BI Beans Metadata Model

The BI Beans metadata model provides an abstraction of OLAP metadata that is stored in Oracle OLAP. OLAP metadata is designed to facilitate sophisticated data analysis.

In the BI Beans model, a measure represents data. For example, a Sales measure might represent the Sales data for an organization. Each measure in an analytic workspace has dimensions, which categorize the data. A Sales measure might be dimensioned by Product, Geography, and Time, for example. This allows for analysis of the Sales of a particular product in a particular location, at a particular time.

Each particular product, time, or location is a member of a dimension. For example, shoes, socks, and handbags might be members of the Product dimension. January, February, and March might be members of the Time dimension. Boston, Tokyo, and Buenos Aires might be members of the Geography dimension.

Of course, when you analyze data, you do not want to see only the data for individual members of a dimension. You often also want to examine aggregations of those members. For example, you want to see the Sales for a quarter, not only for one month. You want to see the Sales for a region, not only for a city.
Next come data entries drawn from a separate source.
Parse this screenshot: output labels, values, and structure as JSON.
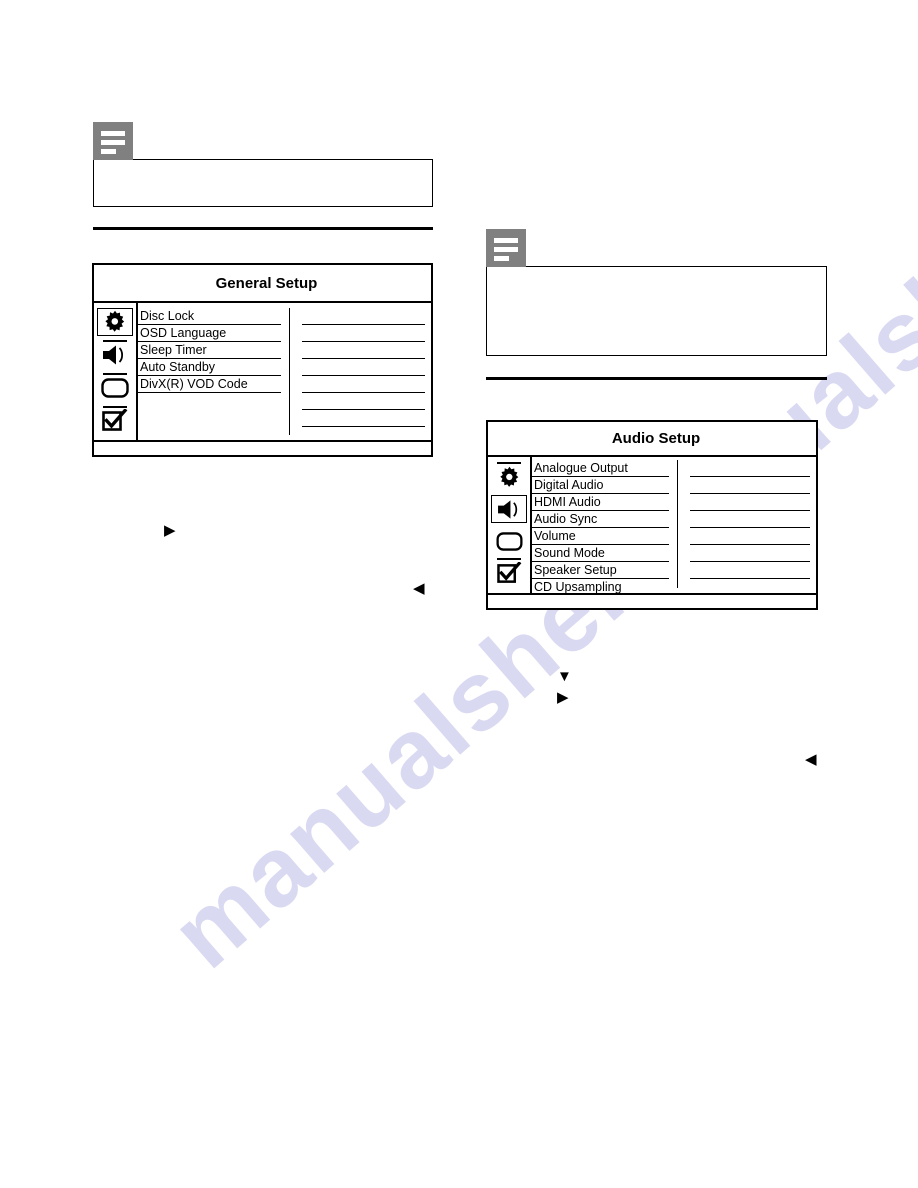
{
  "watermark": {
    "line_a": "manualshelf",
    "line_b": "manualslib.com"
  },
  "notes": [
    {
      "name": "note-left",
      "icon": "note-icon",
      "text": ""
    },
    {
      "name": "note-right",
      "icon": "note-icon",
      "text": ""
    }
  ],
  "panels": {
    "general_setup": {
      "title": "General Setup",
      "rail": [
        {
          "icon": "gear-icon",
          "label": "General Setup",
          "selected": true
        },
        {
          "icon": "speaker-icon",
          "label": "Audio Setup",
          "selected": false
        },
        {
          "icon": "video-screen-icon",
          "label": "Video Setup",
          "selected": false
        },
        {
          "icon": "checkbox-check-icon",
          "label": "Preference Setup",
          "selected": false
        }
      ],
      "items": [
        "Disc Lock",
        "OSD Language",
        "Sleep Timer",
        "Auto Standby",
        "DivX(R) VOD Code"
      ],
      "blank_item_rows": 3,
      "value_rows": 7
    },
    "audio_setup": {
      "title": "Audio Setup",
      "rail": [
        {
          "icon": "gear-icon",
          "label": "General Setup",
          "selected": false
        },
        {
          "icon": "speaker-icon",
          "label": "Audio Setup",
          "selected": true
        },
        {
          "icon": "video-screen-icon",
          "label": "Video Setup",
          "selected": false
        },
        {
          "icon": "checkbox-check-icon",
          "label": "Preference Setup",
          "selected": false
        }
      ],
      "items": [
        "Analogue Output",
        "Digital Audio",
        "HDMI Audio",
        "Audio Sync",
        "Volume",
        "Sound Mode",
        "Speaker Setup",
        "CD Upsampling"
      ],
      "blank_item_rows": 0,
      "value_rows": 7
    }
  },
  "arrows": [
    {
      "name": "arrow-right-step-1",
      "glyph": "▶"
    },
    {
      "name": "arrow-left-step-1",
      "glyph": "◀"
    },
    {
      "name": "arrow-down-step-2",
      "glyph": "▼"
    },
    {
      "name": "arrow-right-step-2",
      "glyph": "▶"
    },
    {
      "name": "arrow-left-step-2",
      "glyph": "◀"
    }
  ],
  "colors": {
    "ink": "#000000",
    "note_icon_bg": "#808080",
    "watermark": "#d9d9f2",
    "page_bg": "#ffffff"
  }
}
To support this kind of analysis, dimensions have hierarchies, which organize the members into groups.

You might also want to analyze data based on characteristics other than the hierarchical level of dimension members. For example, you might want to see Sales for all of the products of a certain color, without regard to the hierarchical level of the product. Or you might want to see Sales data for the cities that are the responsibility of a certain sales representative. To provide groupings of nonhierarchical data, dimensions have attributes.

The structure of OLAP metadata allows the QueryBuilder and the CalcBuilder to support very sophisticated analytic queries.

Objects that represent OLAP metadata in the BI Beans are defined in the oracle.dss.metadataManager.common package.